Walking the Edge

NYU confronts its suicide problem with counseling and a questionable questionnaire

He cites the case of a woman attending a private school in Illinois. After confessing suicidal thoughts to a school counselor, she was thrown out of campus housing "for fear she would become disruptive," Rickgarn says. "It is very unethical to say to someone seeking help, 'Go away.' "

Determining the success of any suicide prevention program is difficult.

While few schools have thoroughly studied the problem on their own campuses, Dr. Paul Joffe, chair of the Suicide Prevention Team at the University of Illinois, leads the only one in the country that offers empirical data. He says the policy, called mandated assessment, decreased the number of student suicides at the University of Illinois by 58 percent over an 18-year period. The program runs on the theory that suicidal college students can be easy to spot. "I was struck by the number of students known to be suicidal that went on to commit suicide, that were given no treatment," Joffe says.

illustration: Rachel Salomon

Following a suicide attempt or threat, the university assigns four mandatory counseling sessions. If a student fails to complete the four sessions, the school considers a variety of punishments, including expulsion. "Leaving school is always a possibility," Joffe says. The university has withdrawn only one student, a person who complied with the program but remained suicidal.

Since the advent of the program in 1984, some 2,000 students have gone through the mandated sessions, none of whom—to the best of the program's knowledge—went on to commit suicide.

In some respects, the spate of suicides at NYU mirrors what's happening nationwide. According to the Centers for Disease Control, suicide rates among young people nearly tripled between 1952 and 1995. In 1998, suicide killed more young adults than AIDS, heart disease, cancer, birth defects, pneumonia, stroke, lung disease, and influenza combined. Suicide today is the second leading cause of death among college-age students.
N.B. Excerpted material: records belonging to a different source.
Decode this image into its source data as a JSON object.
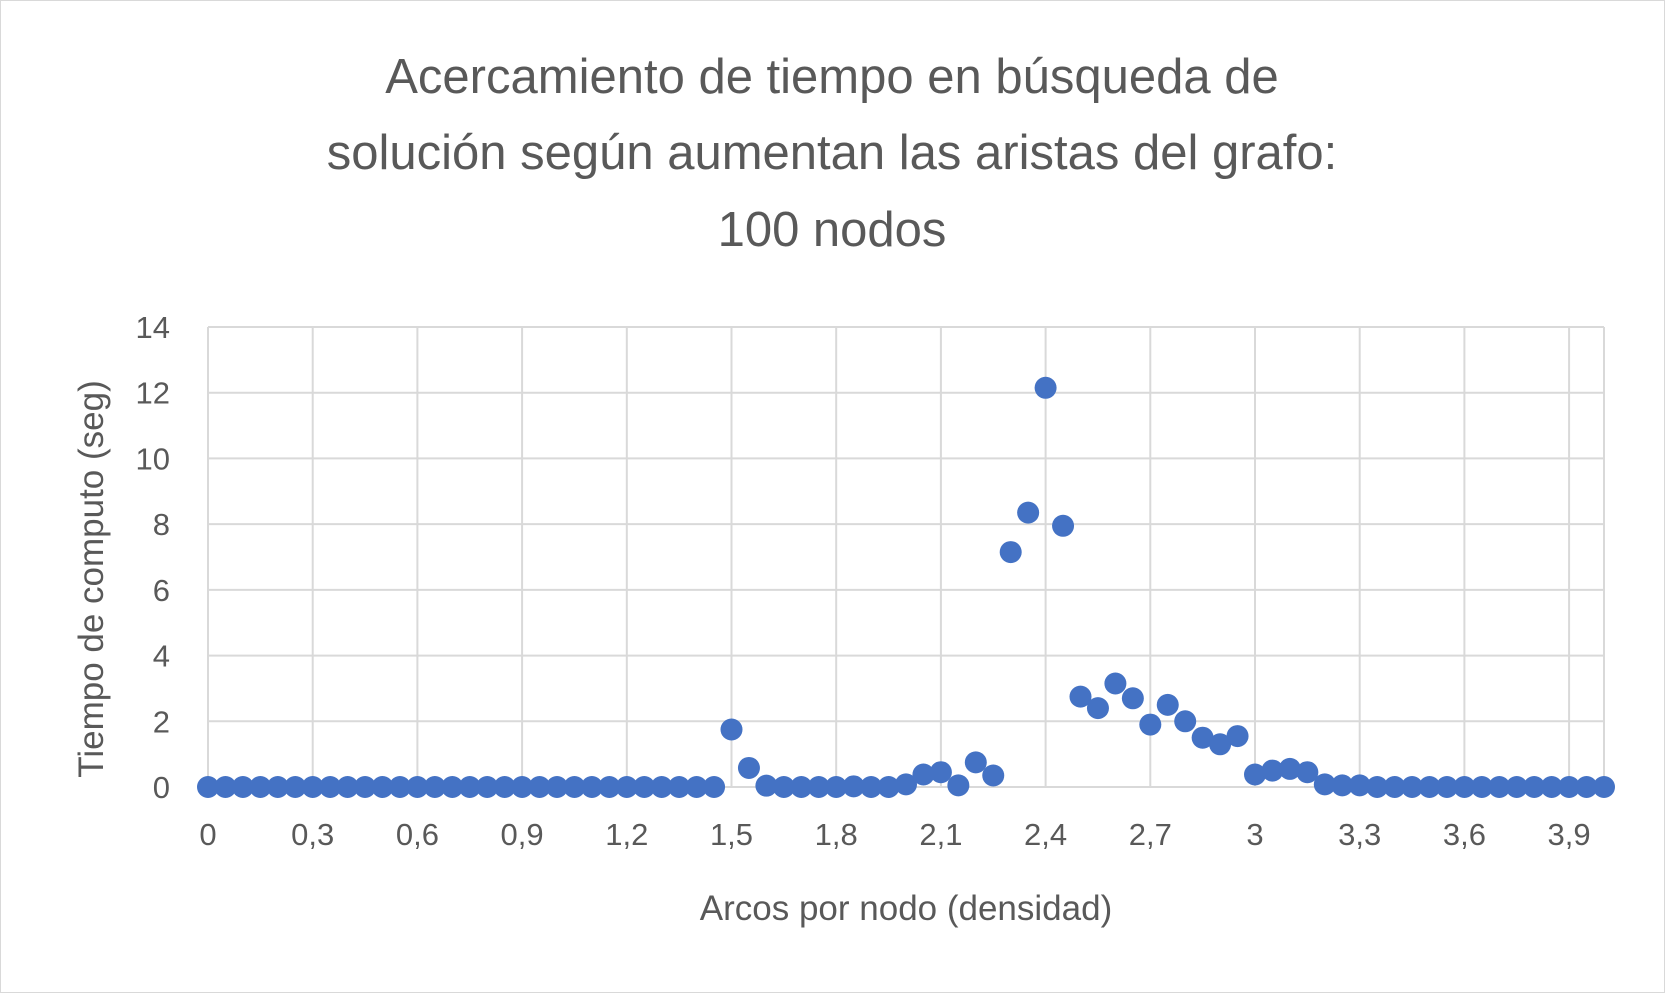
{
  "chart_data": {
    "type": "scatter",
    "title_lines": [
      "Acercamiento de tiempo en búsqueda de",
      "solución según aumentan las aristas del grafo:",
      "100 nodos"
    ],
    "xlabel": "Arcos por nodo (densidad)",
    "ylabel": "Tiempo de computo (seg)",
    "xlim": [
      0,
      4.0
    ],
    "ylim": [
      0,
      14
    ],
    "x_ticks": [
      "0",
      "0,3",
      "0,6",
      "0,9",
      "1,2",
      "1,5",
      "1,8",
      "2,1",
      "2,4",
      "2,7",
      "3",
      "3,3",
      "3,6",
      "3,9"
    ],
    "x_tick_values": [
      0,
      0.3,
      0.6,
      0.9,
      1.2,
      1.5,
      1.8,
      2.1,
      2.4,
      2.7,
      3.0,
      3.3,
      3.6,
      3.9
    ],
    "y_ticks": [
      "0",
      "2",
      "4",
      "6",
      "8",
      "10",
      "12",
      "14"
    ],
    "y_tick_values": [
      0,
      2,
      4,
      6,
      8,
      10,
      12,
      14
    ],
    "grid": true,
    "marker_color": "#4472c4",
    "series": [
      {
        "name": "Tiempo de computo",
        "points": [
          [
            0,
            0
          ],
          [
            0.05,
            0
          ],
          [
            0.1,
            0
          ],
          [
            0.15,
            0
          ],
          [
            0.2,
            0
          ],
          [
            0.25,
            0
          ],
          [
            0.3,
            0
          ],
          [
            0.35,
            0
          ],
          [
            0.4,
            0
          ],
          [
            0.45,
            0
          ],
          [
            0.5,
            0
          ],
          [
            0.55,
            0
          ],
          [
            0.6,
            0
          ],
          [
            0.65,
            0
          ],
          [
            0.7,
            0
          ],
          [
            0.75,
            0
          ],
          [
            0.8,
            0
          ],
          [
            0.85,
            0
          ],
          [
            0.9,
            0
          ],
          [
            0.95,
            0
          ],
          [
            1.0,
            0
          ],
          [
            1.05,
            0
          ],
          [
            1.1,
            0
          ],
          [
            1.15,
            0
          ],
          [
            1.2,
            0
          ],
          [
            1.25,
            0
          ],
          [
            1.3,
            0
          ],
          [
            1.35,
            0
          ],
          [
            1.4,
            0
          ],
          [
            1.45,
            0
          ],
          [
            1.5,
            1.75
          ],
          [
            1.55,
            0.58
          ],
          [
            1.6,
            0.04
          ],
          [
            1.65,
            0
          ],
          [
            1.7,
            0
          ],
          [
            1.75,
            0
          ],
          [
            1.8,
            0
          ],
          [
            1.85,
            0.02
          ],
          [
            1.9,
            0
          ],
          [
            1.95,
            0
          ],
          [
            2.0,
            0.08
          ],
          [
            2.05,
            0.38
          ],
          [
            2.1,
            0.45
          ],
          [
            2.15,
            0.05
          ],
          [
            2.2,
            0.75
          ],
          [
            2.25,
            0.35
          ],
          [
            2.3,
            7.15
          ],
          [
            2.35,
            8.35
          ],
          [
            2.4,
            12.15
          ],
          [
            2.45,
            7.95
          ],
          [
            2.5,
            2.75
          ],
          [
            2.55,
            2.4
          ],
          [
            2.6,
            3.15
          ],
          [
            2.65,
            2.7
          ],
          [
            2.7,
            1.9
          ],
          [
            2.75,
            2.5
          ],
          [
            2.8,
            2.0
          ],
          [
            2.85,
            1.5
          ],
          [
            2.9,
            1.3
          ],
          [
            2.95,
            1.55
          ],
          [
            3.0,
            0.38
          ],
          [
            3.05,
            0.5
          ],
          [
            3.1,
            0.55
          ],
          [
            3.15,
            0.45
          ],
          [
            3.2,
            0.08
          ],
          [
            3.25,
            0.05
          ],
          [
            3.3,
            0.05
          ],
          [
            3.35,
            0
          ],
          [
            3.4,
            0
          ],
          [
            3.45,
            0
          ],
          [
            3.5,
            0
          ],
          [
            3.55,
            0
          ],
          [
            3.6,
            0
          ],
          [
            3.65,
            0
          ],
          [
            3.7,
            0
          ],
          [
            3.75,
            0
          ],
          [
            3.8,
            0
          ],
          [
            3.85,
            0
          ],
          [
            3.9,
            0
          ],
          [
            3.95,
            0
          ],
          [
            4.0,
            0
          ]
        ]
      }
    ]
  }
}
A 2002 survey of counseling directors at 283 colleges, reported the Chronicle of Higher Education, revealed that 95 percent were seeing more students on psychiatric medication than in previous years. The counseling directors also noted an increase in the number of students attending university with severe mental health concerns.

One of the most common psychiatric problems among young adults is depression. Standard treatment for it has become a point of debate. Currently Prozac is the only antidepressant approved by the FDA for use in young adults, though doctors often prescribe other popular drugs like Paxil and Zoloft.

Last week, an FDA advisory committee called for stronger warning labels on antidepressant medication, saying that previously hushed data revealed an increase in suicidal tendencies for children and teenagers who regularly take the drugs. The committee took into consideration emotional testimony from families who had lost a child on antidepressants to suicide. The panel also considered convincing data found in an independent study conducted by Columbia University. Out of 100 young patients treated with antidepressants, two or three will likely display evidence of suicidal thoughts or actions that otherwise would not have appeared, Columbia found.

Dr. Morton Silverman, senior adviser to the suicide prevention resource center in Newton, Massachusetts, has served as a consultant for NYU over the last year. Silverman is strongly in favor of "black box" warning labels for antidepressants. He agrees that the number of college-age students using them has increased. "They have now been approved for eating disorders, panic disorders, depression, and obsessive-compulsive disorder," he said.

That's no secret to officials on Washington Square. "Irrespective of events of the past year, NYU has seen what every other college and university has seen—a demand for more mental health services," university spokesperson John Beckman says. "Students who are coming into college these days have more emotional problems than in the past."

While toxicology reports have not been made public for the NYU students who committed suicide, two of the six reportedly had a history of taking antidepressants—which may or may not prove anything. "We still don't know that there is a link to suicide," said Kay Redfield Jamison, author of Night Falls Fast: Understanding Suicide. "There is a link to suicidal thinking, but there is a big leap from suicidal thinking to killing yourself."

Six Suicides at NYU

September 12, 2003: John D. Skolnik, 20, jumped from the 10th floor of Bobst Library.

October 10, 2003: Stephen Bohler, 18, jumped from the 10th floor of Bobst Library. Bohler's death was later ruled a drug-related accident.

October 18, 2003: Michelle Gluckman, 19, jumped from a sixth-floor apartment at 1 University Place.

March 9, 2004: Diana Chien, 19, jumped from the roof of a 26-story apartment building at 36th Street and Sixth Avenue.

June 18, 2004: Charlene Lat, 24, jumped from the roof of a 25-story apartment building at 159 West 53rd Street.

September 9, 2004: Joanne Leavy, 23, jumped from the roof of the 12-story Tisch School of the Arts building.

As the FDA is reconsidering antidepressants and young users, so too are universities weighing steps to better help students, a task that has been difficult for NYU amid the frenzy over campus suicides. "The press has been all over the map," Beckman says, adding that the school "holds its breath" when some stories are published. NYU, and suicide experts, are wary of glamorizing suicide in any way, particularly by media attention and "misdirected" campus dialogues. The school has a policy against holding memorials.